Уже засыпая, я ощутила холодок, идущий по спине. Хотя под одеялом мне было тепло, странное ощущение чьего-то присутствия наполнило меня дрожью. Но это был только отголосок ужаса. Сто Одиннадцатый, или кто-то другой, был здесь, чтобы смотреть, как я сплю. Мне почти не было страшно, хотя я хотела, чтобы Орфей был здесь, со мной, и я могла бы обнять его и не бояться совсем.
Глава 5
Я проснулась оттого, что Гектор шумно собирался, он, видимо, пытался привлечь внимание Медеи. Наверное, она слишком крепко спала, чтобы проснуться вовремя и приготовить ему кофе. Он гремел банками, кашлял, топал, словом, делал все, чтобы указать Медее на неправильность и непрофессиональность ее поведения. Я почувствовала раздражение, поэтому не вышла к нему. Ну что ты за человек, подумала я, и перевернулась на другой бок.
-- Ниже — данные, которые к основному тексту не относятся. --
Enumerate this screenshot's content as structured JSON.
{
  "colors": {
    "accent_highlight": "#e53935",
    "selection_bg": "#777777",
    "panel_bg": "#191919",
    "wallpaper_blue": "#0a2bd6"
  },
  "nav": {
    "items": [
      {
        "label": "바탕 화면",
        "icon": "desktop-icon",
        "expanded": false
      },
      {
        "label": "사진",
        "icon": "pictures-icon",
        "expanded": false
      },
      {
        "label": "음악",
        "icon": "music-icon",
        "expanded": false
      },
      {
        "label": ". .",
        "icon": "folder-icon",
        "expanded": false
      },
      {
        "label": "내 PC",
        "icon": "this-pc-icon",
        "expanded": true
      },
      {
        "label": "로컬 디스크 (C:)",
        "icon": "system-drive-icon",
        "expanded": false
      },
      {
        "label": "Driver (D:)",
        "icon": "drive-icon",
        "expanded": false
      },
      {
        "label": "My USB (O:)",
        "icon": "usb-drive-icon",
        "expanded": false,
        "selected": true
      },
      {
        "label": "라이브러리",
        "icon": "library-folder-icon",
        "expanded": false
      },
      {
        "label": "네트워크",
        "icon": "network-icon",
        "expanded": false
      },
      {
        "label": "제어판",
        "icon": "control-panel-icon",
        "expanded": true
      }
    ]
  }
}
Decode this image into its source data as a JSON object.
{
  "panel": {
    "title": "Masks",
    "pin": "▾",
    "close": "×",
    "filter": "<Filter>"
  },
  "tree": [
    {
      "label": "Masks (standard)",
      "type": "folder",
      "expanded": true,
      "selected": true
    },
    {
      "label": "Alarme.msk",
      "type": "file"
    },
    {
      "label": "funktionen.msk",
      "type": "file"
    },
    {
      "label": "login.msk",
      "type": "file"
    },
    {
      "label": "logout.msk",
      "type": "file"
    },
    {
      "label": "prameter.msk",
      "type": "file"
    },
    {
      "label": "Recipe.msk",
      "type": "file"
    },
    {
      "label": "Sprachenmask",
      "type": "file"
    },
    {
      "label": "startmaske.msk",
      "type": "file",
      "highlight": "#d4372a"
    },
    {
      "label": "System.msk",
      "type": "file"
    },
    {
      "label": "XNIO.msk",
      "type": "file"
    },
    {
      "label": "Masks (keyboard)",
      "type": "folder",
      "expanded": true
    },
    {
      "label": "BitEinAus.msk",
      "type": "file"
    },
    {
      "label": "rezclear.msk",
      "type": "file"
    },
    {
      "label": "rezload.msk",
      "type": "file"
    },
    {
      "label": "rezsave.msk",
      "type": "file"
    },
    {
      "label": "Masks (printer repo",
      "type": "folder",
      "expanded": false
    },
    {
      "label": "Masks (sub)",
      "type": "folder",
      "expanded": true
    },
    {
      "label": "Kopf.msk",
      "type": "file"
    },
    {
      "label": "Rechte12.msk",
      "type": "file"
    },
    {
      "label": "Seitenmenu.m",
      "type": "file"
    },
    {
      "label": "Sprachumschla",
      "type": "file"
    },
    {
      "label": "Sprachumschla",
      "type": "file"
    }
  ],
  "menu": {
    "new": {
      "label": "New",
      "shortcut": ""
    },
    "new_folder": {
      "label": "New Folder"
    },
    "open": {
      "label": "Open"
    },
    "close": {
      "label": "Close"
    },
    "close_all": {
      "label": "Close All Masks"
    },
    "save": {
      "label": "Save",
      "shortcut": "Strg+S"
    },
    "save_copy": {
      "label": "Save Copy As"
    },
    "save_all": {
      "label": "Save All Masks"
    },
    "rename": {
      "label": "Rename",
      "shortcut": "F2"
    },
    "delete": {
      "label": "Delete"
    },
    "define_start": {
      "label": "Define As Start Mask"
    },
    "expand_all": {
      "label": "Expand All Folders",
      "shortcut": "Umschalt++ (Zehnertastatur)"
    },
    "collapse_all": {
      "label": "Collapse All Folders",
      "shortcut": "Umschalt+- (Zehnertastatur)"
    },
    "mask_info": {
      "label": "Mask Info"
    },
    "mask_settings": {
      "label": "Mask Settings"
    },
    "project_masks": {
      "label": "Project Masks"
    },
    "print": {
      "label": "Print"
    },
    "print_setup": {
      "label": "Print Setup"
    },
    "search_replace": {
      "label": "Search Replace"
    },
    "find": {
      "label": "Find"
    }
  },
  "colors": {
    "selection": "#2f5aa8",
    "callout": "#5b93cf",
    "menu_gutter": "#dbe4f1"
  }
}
Через пятнадцать минут, когда его шаги затихли, я встала, приняла ванную и привела себя в порядок, оделась. Есть не хотелось, даже мысли о еде были как-то нестерпимо отвратительны на вкус. Я выпила чай со льдом, строя из себя аристократку, проснувшуюся в жаркий полдень, а затем отправилась к Полинику. Энтузиазма во мне было очень много, он искрился, как пузырьки в шампанском, и был такой же золотой и терпкий. Мне хотелось запеть. Медея еще спала, когда я вышла. Я решила ее не тревожить, только накрыла одеялом ее свесившуюся с дивана ногу. У нее был трогательный вид, и мне хотелось, чтобы она хорошенько выспалась, наелась и развлеклась в наше отсутствие. В конце концов, ребенок должен оставаться ребенком. В шестнадцать я только и делала, что читала книги и качалась на качелях. И я думала, что трачу время зря, совершенно не понимая ценности таких вложений.
Я много отдыхала и набиралась приятных впечатлений и воспоминаний, которые позволили мне не сломаться и не грустить, когда я сталкивалась с трудностями или горем. Я всегда могла перелистнуть свою жизнь, как старинный альбом, на пару страниц назад, и увидеть, что была молода, талантлива и счастлива.
Я вышла, поздоровалась со свободным небом и небом, наполненным птицами. С одной стороны их было много, там птиц держали в специально оборудованных садах для услаждения взора. С другой стороны небо было пустым и ясным, как моя голова сегодня утром. Никого там не было. Я прошла по мосту, раскинув руки, как канатоходец, и я так вжилась в роль, что ни разу не оступилась, идя по тонкой линии, разделяющей коридор напополам. Людей вокруг было мало, всегда мало. Я знала, что этажи инженеров разительно отличаются суетливостью и наполненностью. Художники по утрам, чаще всего, спали, днями творили, и только ночью можно было увидеть здесь некоторое оживление. Редкие машины проезжали по рельсам мимо, и тогда я чувствовала себя такой смелой оттого, что хожу по краю. В машинах, как игрушки в коробочках, были спрятаны путешественники. Иногда я пыталась их рассмотреть, а иногда думала о том, что скажу Полинику. Он жил в двадцати минутах ходьбы от меня. Полиник появился здесь совсем недавно, и я удивилась, что понятия не имею, кто занимал его ячейку прежде. Если подумать, таких слепых пятен вокруг было множество. Зоосад в моей голове был похож на карту, хорошенько прожженную сигаретами. Всюду пустоты, затворники, недавние переселенцы, и все, с кем я еще не сумела пообщаться. Это меня печалило, потому что я хотела знать, кто живет рядом, чтобы моя карта была чистой и красивой, а люди вокруг — настоящими, наполненными чем-то неповторимым, что так отличает их ото всех других. Я могла бы пойти и познакомиться сама, но мне не хотелось тревожить чей-то покой. Орфей утверждал, что люди бывают очень смущены вниманием, оно может отвлекать, пугать, расстраивать и даже злить их.